In one example, a VoIP service disrupting event 260 has prevented the use of the primary VoIP network 210 to complete calls between the two company locations. Once the service disruption has been detected, the network provider of the VoIP network 210 immediately activates premise based VoIP switches, 251 and 252, to ensure continuous voice communication between the two locations. For example, intra-enterprise calls are redirected by premise based Internet Protocol routers 242 and 243 located at different locations of the enterprise to its corresponding premise based switch. Voice communications between the two locations can be supported using communication path 261 via the corporate WAN 220 and/or using communication path 262 via PSTN 230. Once the VoIP service disrupting event 260 is cleared, the voice communications between the two locations can again then be carried over VoIP network 210 by deactivating the two premise based VoIP switches.

FIG. 3 illustrates a flowchart of a method 300 for enabling local survivability, e.g., intra-company voice communication survivability, during network disruptions using premise based VoIP solutions in a VoIP network. Method 300 starts in step 305 and proceeds to step 310.

In step 310, the method 300 detects an outage of the primary packet network, e.g., a VoIP network. In step 320, the method activates all premise based switches, e.g., VoIP switches, to enable backup voice communications using the premise based solution, e.g., premise based VoIP solution. In step 330, the method routes all calls to the premise based VoIP switches. In step 340, the method processes all intra-company calls using the premise based VoIP solution over corporate WAN and/or PSTN until the disruption is cleared. The method ends in step 350.

FIG. 4 depicts a high level block diagram of a general purpose computer suitable for use in performing the functions described herein. As depicted in FIG. 4, the system 400 comprises a processor element 402 (e.g., a CPU), a memory 404, e.g., random access memory (RAM) and/or read only memory (ROM), a local survivability premise based solution module 405, and various input/output devices 406 (e.g., storage devices, including but not limited to, a tape drive, a floppy drive, a hard disk drive or a compact disk drive, a receiver, a transmitter, a speaker, a display, a speech synthesizer, an output port, and a user input device (such as a keyboard, a keypad, a mouse, and the like)).

It should be noted that the present invention can be implemented in software and/or in a combination of software and hardware, e.g., using application specific integrated circuits (ASIC), a general purpose computer or any other hardware equivalents.

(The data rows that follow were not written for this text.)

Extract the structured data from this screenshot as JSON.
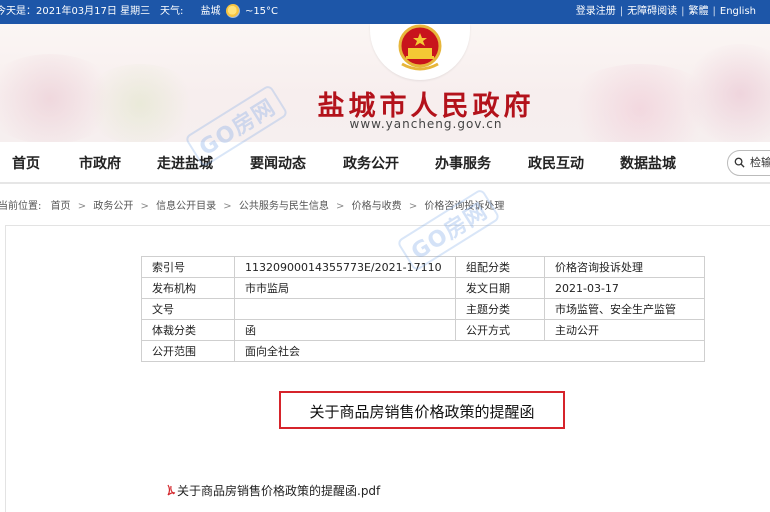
{
  "topbar": {
    "date": "今天是：2021年03月17日 星期三",
    "weather_label": "天气:",
    "city": "盐城",
    "temperature": "~15°C",
    "links": [
      "登录注册",
      "无障碍阅读",
      "繁體",
      "English"
    ],
    "color": "#1d56a8"
  },
  "site": {
    "name": "盐城市人民政府",
    "url": "www.yancheng.gov.cn",
    "name_color": "#b3121b"
  },
  "nav": {
    "items": [
      "首页",
      "市政府",
      "走进盐城",
      "要闻动态",
      "政务公开",
      "办事服务",
      "政民互动",
      "数据盐城"
    ],
    "search_placeholder": "检输入"
  },
  "breadcrumb": {
    "label": "当前位置:",
    "items": [
      "首页",
      "政务公开",
      "信息公开目录",
      "公共服务与民生信息",
      "价格与收费",
      "价格咨询投诉处理"
    ]
  },
  "meta": {
    "rows": [
      [
        "索引号",
        "11320900014355773E/2021-17110",
        "组配分类",
        "价格咨询投诉处理"
      ],
      [
        "发布机构",
        "市市监局",
        "发文日期",
        "2021-03-17"
      ],
      [
        "文号",
        "",
        "主题分类",
        "市场监管、安全生产监管"
      ],
      [
        "体裁分类",
        "函",
        "公开方式",
        "主动公开"
      ],
      [
        "公开范围",
        "面向全社会"
      ]
    ]
  },
  "document": {
    "title": "关于商品房销售价格政策的提醒函",
    "attachment": "关于商品房销售价格政策的提醒函.pdf",
    "highlight_color": "#d6242b"
  },
  "watermark": {
    "text": "GO房网"
  }
}
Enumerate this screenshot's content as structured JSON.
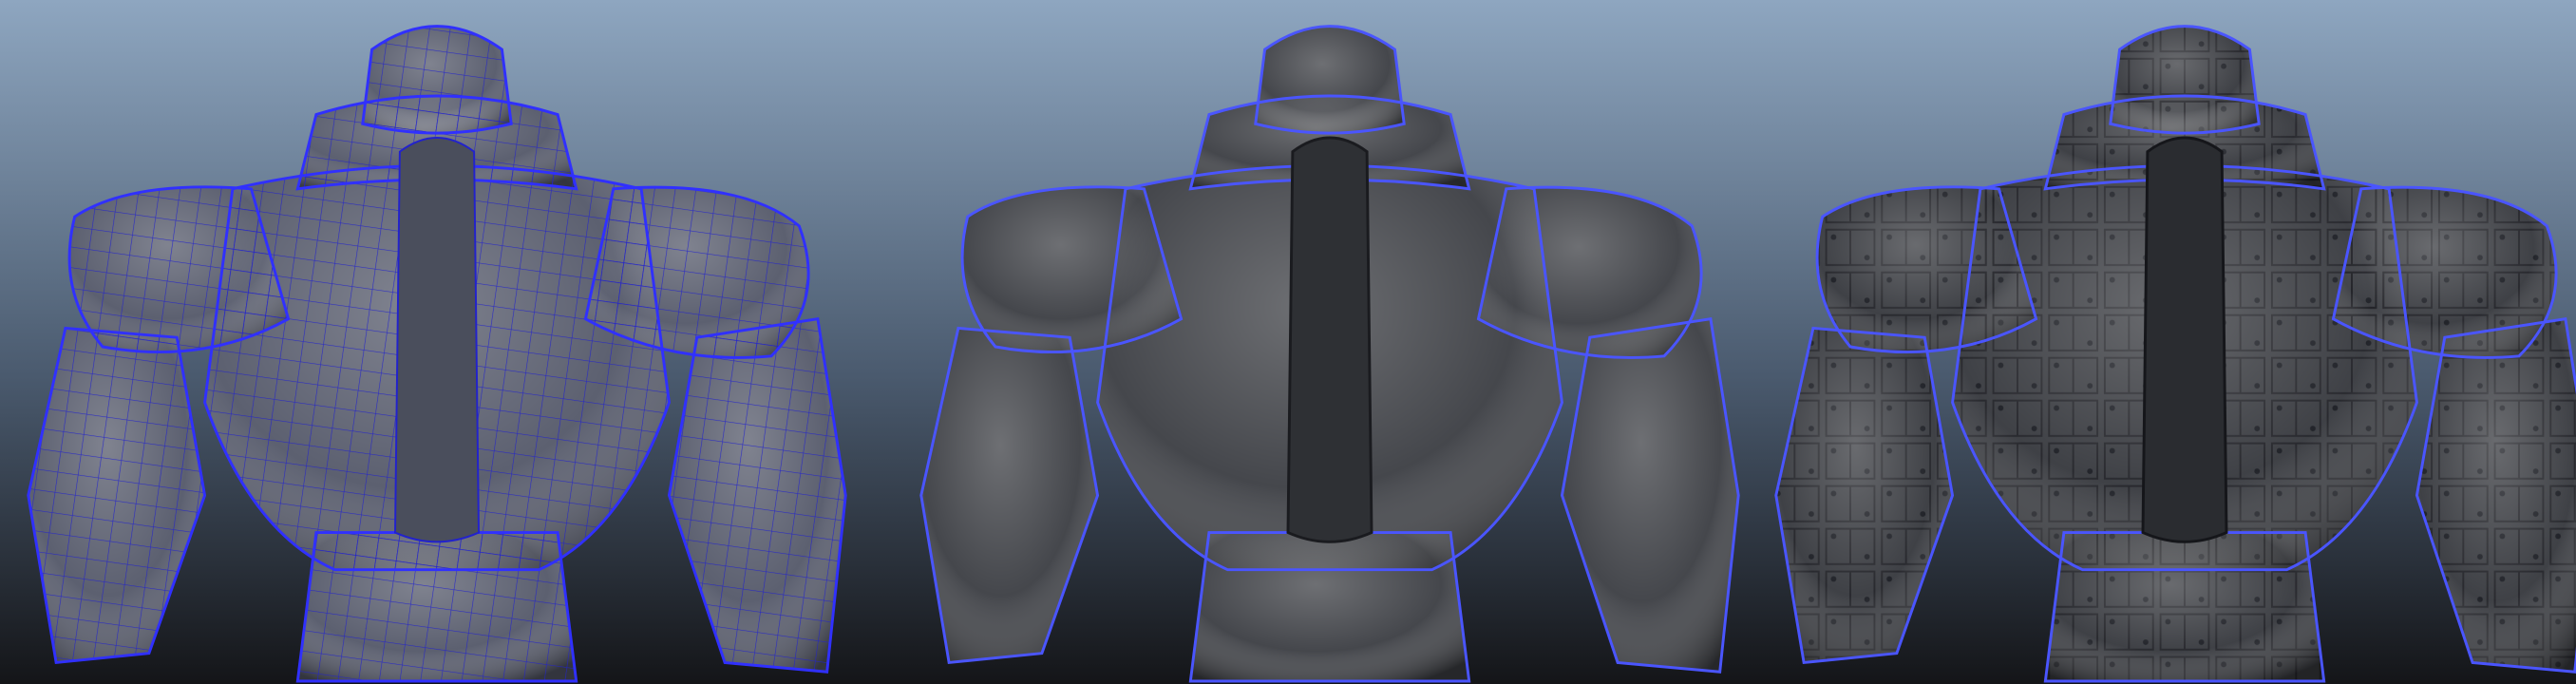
{
  "scene": {
    "background": {
      "top_color": "#8ea6c0",
      "mid_color": "#4a5a6e",
      "bottom_color": "#141518"
    },
    "figures": [
      {
        "id": "figure-wireframe",
        "render_mode": "wireframe-overlay",
        "base_color": "#5c6070",
        "wire_color": "#1f1fc8",
        "rim_color": "#3030ff"
      },
      {
        "id": "figure-smooth",
        "render_mode": "smooth-shaded",
        "base_color": "#45474c",
        "rim_color": "#4a55ff"
      },
      {
        "id": "figure-detailed",
        "render_mode": "detailed-shaded",
        "base_color": "#3f4146",
        "rim_color": "#4a55ff"
      }
    ]
  }
}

In one embodiment, the present local survivability premise based solution module or process 405 can be loaded into memory 404 and executed by processor 402 to implement the functions as discussed above. As such, the present local survivability premise based solution process 405 (including associated data structures) of the present invention can be stored on a computer readable medium or carrier, e.g., RAM memory, magnetic or optical drive or diskette and the like.

While various embodiments have been described above, it should be understood that they have been presented by way of example only, and not limitation. Thus, the breadth and scope of a preferred embodiment should not be limited by any of the above-described exemplary embodiments, but should be defined only in accordance with the following claims and their equivalents.